In his campaign, Trump alluded to a $1 trillion spending package. Some of this may get past Congress, but it's unlikely the whole lot would. Just a few ripples here, but the obvious opportunity may be in U.S. Treasurys that appear to have reacted badly to the result.


Not only has Trump spoken of repealing the Affordable Care Act (ACA) and replacing "Obamacare" (within 100 days) but it is also a priority of Republican Congress members in 2017. However, the details of how this will be done are, as yet, unknown. Health care could be volatile as a Trump administration may be perceived to be more amenable to Big Pharma but medical services providers could suffer in the ACA rollback.
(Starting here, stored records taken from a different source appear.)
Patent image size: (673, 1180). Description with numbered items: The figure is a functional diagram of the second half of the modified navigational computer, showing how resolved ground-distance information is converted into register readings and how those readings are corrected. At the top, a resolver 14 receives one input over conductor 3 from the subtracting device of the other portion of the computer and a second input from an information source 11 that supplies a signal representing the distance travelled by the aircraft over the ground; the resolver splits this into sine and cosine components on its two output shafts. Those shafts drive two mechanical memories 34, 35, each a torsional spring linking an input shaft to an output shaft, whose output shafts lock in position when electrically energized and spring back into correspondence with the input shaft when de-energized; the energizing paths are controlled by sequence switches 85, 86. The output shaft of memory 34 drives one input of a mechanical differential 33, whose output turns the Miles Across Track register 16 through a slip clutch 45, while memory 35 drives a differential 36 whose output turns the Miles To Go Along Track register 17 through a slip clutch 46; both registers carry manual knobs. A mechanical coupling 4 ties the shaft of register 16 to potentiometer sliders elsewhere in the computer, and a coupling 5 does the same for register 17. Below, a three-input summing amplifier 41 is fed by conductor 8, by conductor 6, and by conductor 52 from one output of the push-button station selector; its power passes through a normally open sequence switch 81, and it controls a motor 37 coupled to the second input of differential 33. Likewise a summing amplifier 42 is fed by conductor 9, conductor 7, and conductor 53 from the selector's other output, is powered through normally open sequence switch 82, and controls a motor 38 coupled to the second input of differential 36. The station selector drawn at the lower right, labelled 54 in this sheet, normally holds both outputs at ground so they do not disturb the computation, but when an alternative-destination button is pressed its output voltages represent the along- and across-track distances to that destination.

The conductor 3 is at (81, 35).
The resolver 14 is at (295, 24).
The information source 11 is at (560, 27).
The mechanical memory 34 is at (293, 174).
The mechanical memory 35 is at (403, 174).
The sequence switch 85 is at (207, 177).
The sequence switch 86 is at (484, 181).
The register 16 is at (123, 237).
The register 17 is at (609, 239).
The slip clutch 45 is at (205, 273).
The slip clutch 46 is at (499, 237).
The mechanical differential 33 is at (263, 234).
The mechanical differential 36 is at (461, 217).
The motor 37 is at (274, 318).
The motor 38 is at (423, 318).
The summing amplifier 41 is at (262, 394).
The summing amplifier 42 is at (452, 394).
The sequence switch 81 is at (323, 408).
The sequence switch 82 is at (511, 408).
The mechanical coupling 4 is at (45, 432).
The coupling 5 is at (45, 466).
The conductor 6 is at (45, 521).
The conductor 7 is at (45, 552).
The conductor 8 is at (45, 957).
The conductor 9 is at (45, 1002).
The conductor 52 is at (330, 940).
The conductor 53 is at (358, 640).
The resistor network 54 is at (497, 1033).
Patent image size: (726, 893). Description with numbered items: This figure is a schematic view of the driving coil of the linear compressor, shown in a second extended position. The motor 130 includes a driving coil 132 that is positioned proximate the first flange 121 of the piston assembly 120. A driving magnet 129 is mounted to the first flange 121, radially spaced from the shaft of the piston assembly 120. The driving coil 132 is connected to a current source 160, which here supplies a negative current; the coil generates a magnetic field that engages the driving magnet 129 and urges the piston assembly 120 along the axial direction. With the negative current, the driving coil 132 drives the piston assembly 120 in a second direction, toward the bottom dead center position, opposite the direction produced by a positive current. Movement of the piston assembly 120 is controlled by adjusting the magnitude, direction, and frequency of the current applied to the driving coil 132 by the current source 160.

This is an unexpected result and the markets clearly didn't like the initial surprise. But no incoming president wants to be responsible for a stock or property market crash as he takes office. So, it's likely that Trump will announce some Wall Street-friendly advisers/nominees to appease the markets.

Unintended consequences

Earlier this year Carmignac's Didier St Georges spoke of investing in the volatile global economy as "dancing on a volcano". We're now dancing on a volcano that's shaking from the aftershock of the "Trumpquake".

The biggest immediate risk of a Trump presidency may be that it sets off a populist reaction in Europe. The Italian referendum remains a potential flashpoint and consequently the single currency has now moved from "under threat" to "almost certainly terminal and probably within the next 12 months"

The volcanic lava has been bubbling for some time but the pyroclastic flows are getting harder to dodge because of the sheer scale of issues also piling up in Europe and China.

There's been a lot of use of the "r" word but I'm not worried about an American recession – we're beyond that. I'm worried that a recession with this level of private debt will be a depression. I think the jury is out as to whether Trump will bring forward America's next great depression or not – I guess we'll never know the counterfactual but we were getting closer to being trapped between rocks and hard places anyway with nowhere to hide from the inevitable volcanic eruption, especially in China and in Europe whose depressions may well precede and be the catalysts for America's next Great Depression.

—Paul Gambles is a managing partner at MBMG Group.